What more Pinoys in PinoyLand want? An excuse to burn our flag in PinoyLand and then give us two fingers? They not happy no get visas to come here to earn money and live in a place without fearing goons with guns. Are they being stirred by Pinoys here unhappy that what they tot were the Pinoy Action Party, Pinoy Minister, Pinoy Minister’s Office and Pinoy Police Force they make sure that Pinoys could party in a busy shopping area on a Saturday afternoon. https://atans1.wordpress.com/2014/07/04/pinoys-still-ng-kum-guan-about-8-june-fiasco/
And this vilification of us is only the latest. A few weeks ago, former ambassador Roy Seneres said the OFW Family party-list will file a protest with the International Labor Organization for violations of relevant ILO conventions relative to the right of workers to decent work and to be treated as human beings not as slaves and/or chattels.
Seneres, founder of the party-list, was reacting to reports that Filipino service workers in Singapore are being put on display in malls in the city-state to attract prospective employers.
Singapore must come out with a clear-cut statement that they have stopped the despicable practice or else the OFW Family party-List will file a protest with the [ILO]” on the matter.
He obviously doesn’t read the newspapers or if he does, doesn’t trust what a S’pore-based diplomat said, or the S’pore govt.
This report appeared a day earlier in the same newpaper.
The Singaporean Ministry of Manpower (MOM) said a Filipino diplomat in Singapore cast doubt on an online news report that Filipina household workers were being displayed for sale at some of the city-state’s malls.
In a statement, MOM responded “to recent Filipino media reports, based on an online Al Jazeera story, about the treatment of Filipino foreign domestic workers (FDWs) while they are placed with employment agencies (EAs) in Singapore.”
The statement said “we note that when contacted by The Straits Times, the Filipino labor attaché in Singapore, Mr.

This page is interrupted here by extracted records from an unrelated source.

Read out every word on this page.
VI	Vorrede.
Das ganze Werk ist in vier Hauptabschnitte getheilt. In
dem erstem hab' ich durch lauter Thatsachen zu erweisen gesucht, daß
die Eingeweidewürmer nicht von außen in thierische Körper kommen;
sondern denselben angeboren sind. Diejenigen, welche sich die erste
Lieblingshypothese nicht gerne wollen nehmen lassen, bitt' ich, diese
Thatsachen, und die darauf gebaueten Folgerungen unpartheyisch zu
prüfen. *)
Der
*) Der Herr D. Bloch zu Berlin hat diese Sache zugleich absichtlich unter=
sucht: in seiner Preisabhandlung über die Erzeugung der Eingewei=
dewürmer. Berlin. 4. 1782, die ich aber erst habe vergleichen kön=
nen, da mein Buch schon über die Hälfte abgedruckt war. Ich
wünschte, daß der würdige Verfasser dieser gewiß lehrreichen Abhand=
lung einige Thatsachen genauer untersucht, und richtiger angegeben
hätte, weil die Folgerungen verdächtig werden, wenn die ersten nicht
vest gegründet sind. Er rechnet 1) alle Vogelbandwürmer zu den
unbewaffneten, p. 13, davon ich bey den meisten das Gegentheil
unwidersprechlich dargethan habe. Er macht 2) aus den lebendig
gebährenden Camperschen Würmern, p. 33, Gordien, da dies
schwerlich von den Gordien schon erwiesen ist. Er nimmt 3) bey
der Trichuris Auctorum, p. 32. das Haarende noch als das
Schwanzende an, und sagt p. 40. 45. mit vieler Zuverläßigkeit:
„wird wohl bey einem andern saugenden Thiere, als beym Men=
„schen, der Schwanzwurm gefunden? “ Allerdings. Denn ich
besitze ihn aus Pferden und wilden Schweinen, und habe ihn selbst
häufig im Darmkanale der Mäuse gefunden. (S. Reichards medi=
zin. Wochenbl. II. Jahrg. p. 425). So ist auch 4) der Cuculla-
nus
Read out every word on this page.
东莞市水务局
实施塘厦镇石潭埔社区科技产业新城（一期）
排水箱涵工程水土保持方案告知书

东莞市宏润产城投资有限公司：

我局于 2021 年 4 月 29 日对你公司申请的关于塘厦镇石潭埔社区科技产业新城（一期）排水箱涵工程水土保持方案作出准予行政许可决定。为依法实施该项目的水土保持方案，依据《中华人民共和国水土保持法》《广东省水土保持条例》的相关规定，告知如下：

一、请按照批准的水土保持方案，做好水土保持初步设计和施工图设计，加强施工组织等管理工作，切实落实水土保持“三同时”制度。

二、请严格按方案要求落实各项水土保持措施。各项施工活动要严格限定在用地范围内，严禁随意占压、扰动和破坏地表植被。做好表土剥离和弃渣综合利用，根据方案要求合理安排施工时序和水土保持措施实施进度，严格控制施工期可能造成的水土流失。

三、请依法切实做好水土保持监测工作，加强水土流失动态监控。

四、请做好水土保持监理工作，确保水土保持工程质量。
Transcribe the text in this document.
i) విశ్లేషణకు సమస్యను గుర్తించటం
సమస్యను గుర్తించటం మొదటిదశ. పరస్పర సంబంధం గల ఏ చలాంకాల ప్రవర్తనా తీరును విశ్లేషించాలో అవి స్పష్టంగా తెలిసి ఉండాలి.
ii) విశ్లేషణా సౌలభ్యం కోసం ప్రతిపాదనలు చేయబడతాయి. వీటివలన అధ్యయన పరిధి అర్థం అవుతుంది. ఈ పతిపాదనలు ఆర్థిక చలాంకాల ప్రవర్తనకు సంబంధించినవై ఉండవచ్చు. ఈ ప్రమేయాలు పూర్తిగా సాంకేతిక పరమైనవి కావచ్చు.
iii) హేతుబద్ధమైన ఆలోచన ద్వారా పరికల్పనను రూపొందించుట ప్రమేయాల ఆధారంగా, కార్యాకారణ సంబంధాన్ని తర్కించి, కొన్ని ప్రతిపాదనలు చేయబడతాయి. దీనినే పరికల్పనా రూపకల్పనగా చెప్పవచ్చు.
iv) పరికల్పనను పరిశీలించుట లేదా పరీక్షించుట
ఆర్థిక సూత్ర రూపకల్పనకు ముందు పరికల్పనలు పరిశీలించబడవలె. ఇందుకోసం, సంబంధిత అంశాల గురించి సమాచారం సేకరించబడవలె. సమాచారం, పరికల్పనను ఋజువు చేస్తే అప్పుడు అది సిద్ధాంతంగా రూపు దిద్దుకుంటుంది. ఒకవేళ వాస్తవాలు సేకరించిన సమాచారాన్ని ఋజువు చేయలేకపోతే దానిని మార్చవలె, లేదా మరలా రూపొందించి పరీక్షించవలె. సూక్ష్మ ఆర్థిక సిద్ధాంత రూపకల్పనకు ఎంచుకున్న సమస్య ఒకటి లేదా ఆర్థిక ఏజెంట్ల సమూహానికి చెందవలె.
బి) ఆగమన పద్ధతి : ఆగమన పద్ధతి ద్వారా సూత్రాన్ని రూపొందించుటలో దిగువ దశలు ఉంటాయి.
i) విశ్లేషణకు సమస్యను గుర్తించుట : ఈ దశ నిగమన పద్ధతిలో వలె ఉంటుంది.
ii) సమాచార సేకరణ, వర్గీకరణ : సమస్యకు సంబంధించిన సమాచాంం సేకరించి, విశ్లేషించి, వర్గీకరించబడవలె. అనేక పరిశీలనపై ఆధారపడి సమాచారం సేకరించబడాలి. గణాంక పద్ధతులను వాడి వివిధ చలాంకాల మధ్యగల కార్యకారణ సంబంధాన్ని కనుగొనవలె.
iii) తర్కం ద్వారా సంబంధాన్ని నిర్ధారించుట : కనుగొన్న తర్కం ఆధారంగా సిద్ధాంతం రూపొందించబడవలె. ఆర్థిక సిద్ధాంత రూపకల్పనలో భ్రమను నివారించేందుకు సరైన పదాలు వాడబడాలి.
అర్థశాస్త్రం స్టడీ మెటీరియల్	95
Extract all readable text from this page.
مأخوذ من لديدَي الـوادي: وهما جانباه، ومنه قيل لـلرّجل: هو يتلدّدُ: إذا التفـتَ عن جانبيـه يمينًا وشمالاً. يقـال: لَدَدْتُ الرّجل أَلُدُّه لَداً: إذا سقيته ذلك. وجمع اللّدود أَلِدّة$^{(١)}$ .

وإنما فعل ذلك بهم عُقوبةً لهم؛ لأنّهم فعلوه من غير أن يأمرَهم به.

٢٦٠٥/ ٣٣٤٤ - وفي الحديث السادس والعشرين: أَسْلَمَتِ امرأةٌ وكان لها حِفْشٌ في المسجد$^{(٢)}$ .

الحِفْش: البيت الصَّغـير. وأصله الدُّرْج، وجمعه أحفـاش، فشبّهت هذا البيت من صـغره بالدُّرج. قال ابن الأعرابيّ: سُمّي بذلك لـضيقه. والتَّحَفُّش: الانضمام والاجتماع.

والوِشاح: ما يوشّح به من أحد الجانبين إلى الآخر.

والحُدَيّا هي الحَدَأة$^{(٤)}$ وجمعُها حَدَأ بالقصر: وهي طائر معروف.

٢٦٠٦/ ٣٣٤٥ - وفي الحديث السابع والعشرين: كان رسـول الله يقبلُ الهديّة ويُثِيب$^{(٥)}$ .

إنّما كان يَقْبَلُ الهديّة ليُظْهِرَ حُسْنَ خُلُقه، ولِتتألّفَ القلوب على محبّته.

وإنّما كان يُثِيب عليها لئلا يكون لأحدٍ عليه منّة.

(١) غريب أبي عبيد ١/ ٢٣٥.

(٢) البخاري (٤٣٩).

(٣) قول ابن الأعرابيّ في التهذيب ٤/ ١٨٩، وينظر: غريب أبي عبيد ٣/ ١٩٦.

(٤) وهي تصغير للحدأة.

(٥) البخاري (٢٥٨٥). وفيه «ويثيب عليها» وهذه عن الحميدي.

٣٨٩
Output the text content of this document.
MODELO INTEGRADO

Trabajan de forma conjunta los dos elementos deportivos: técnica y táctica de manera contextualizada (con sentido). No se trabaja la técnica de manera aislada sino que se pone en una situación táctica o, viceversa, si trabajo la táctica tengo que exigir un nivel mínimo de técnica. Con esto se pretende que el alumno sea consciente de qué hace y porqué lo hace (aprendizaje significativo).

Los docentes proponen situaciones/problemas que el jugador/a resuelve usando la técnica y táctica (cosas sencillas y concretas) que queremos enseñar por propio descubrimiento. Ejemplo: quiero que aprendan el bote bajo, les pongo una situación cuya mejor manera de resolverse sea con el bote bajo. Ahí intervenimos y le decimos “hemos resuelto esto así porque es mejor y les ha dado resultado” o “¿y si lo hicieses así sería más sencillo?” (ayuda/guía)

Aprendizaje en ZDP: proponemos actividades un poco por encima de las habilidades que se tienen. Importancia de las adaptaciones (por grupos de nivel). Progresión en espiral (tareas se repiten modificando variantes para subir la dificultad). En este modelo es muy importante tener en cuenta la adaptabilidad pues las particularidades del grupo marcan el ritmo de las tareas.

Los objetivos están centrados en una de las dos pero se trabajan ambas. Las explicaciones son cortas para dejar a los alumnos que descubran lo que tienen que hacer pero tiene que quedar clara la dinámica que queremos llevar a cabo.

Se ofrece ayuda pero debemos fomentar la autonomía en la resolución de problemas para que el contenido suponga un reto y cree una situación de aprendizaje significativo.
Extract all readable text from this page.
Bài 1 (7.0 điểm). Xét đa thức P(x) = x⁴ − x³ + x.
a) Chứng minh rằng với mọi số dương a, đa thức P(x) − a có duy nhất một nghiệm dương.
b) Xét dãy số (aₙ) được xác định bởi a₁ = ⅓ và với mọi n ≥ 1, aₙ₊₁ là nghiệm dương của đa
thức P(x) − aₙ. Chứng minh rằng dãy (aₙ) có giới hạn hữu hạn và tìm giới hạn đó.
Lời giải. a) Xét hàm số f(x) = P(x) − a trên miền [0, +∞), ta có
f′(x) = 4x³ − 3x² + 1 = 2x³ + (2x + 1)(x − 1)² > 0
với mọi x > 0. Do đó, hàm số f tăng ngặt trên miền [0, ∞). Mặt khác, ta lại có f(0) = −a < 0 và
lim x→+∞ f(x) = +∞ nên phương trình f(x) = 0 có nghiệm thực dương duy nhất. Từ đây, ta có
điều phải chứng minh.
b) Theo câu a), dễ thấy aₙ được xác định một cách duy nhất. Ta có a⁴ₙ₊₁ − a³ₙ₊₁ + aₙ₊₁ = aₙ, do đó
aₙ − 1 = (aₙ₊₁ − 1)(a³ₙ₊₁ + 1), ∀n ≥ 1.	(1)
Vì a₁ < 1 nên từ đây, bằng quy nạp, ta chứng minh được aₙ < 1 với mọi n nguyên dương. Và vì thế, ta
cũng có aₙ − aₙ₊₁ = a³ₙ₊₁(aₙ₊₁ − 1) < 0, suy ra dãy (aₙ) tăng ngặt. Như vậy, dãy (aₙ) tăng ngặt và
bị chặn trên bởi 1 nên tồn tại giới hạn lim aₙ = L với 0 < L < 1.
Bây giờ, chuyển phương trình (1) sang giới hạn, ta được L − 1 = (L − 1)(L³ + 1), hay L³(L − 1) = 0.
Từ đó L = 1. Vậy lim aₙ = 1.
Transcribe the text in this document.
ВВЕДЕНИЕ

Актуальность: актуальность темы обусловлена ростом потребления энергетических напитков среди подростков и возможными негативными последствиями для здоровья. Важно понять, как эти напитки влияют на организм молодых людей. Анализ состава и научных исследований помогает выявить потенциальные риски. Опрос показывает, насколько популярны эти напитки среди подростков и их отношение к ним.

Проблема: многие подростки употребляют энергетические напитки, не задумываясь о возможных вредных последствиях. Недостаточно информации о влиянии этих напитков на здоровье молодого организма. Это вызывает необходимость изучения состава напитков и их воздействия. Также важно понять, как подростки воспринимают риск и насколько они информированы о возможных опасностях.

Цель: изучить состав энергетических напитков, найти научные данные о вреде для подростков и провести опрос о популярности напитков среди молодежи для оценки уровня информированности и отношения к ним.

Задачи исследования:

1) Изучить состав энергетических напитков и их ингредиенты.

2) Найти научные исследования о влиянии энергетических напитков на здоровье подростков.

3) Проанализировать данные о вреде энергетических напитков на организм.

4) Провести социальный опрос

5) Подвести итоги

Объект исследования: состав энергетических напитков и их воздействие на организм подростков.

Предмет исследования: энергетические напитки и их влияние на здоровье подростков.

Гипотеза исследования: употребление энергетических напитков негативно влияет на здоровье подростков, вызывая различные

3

Vicente Cabe, was quoted as saying that based on his observations, the online article ‘doesn’t seem to have basis’ and that while he saw some FDWs sitting on one side of a room at some agencies, waiting to be interviewed by clients, “ . . . it seems a bit exaggerated to say that there is anything wrong with that.”
The MOM said it visited the EAs in the two shopping centers concerned and did not find any inappropriate “displays of FDWs.”
Its statement added that “the Al Jazeera story also mentioned that some FDWs could be seen demonstrating household or care giving chores within the premises of EAs. As some EAs have training facilities in the same premises as their front offices, it is not unreasonable for FWDs to be performing such chores at the EA’s premises.”
Furthermore, “the same story also suggested that some FDWs were not treated well while in their EA’s care. MOM’s rules are clear that EAs have to ensure the well-being of FDWs in their case.”
The ministry said “inappropriate display of FDWs” at EAs’ premises or advertising them as being “available for hire at cheap or discounted prices” are unacceptable practices. MOM requires EAs to be responsible and accord basic respect in their practices to both their clients—the employer and the FDW—and expects them to exercise sensitivity when marketing their fees or services.”
Btw, S’poreans don’t go round decribing mixed-parentage S’poreans as mongrels. Pinoys call mixed race Pinoys “mongrels”.
Juz go home pls: Bank president Jim Yong Kim has described the Philippines as the next “Asian miracle” and a global model in fighting corruption, as it emerges from decades as a regional economic laggard.
Related post: https://atans1.wordpress.com/2014/05/31/event-planning-pinoy-style/
*I pass no comment on whether our officials agreed there was a hate campaign. I sincerely hope that our officials will always defend S’pore and S’poreans against such comments.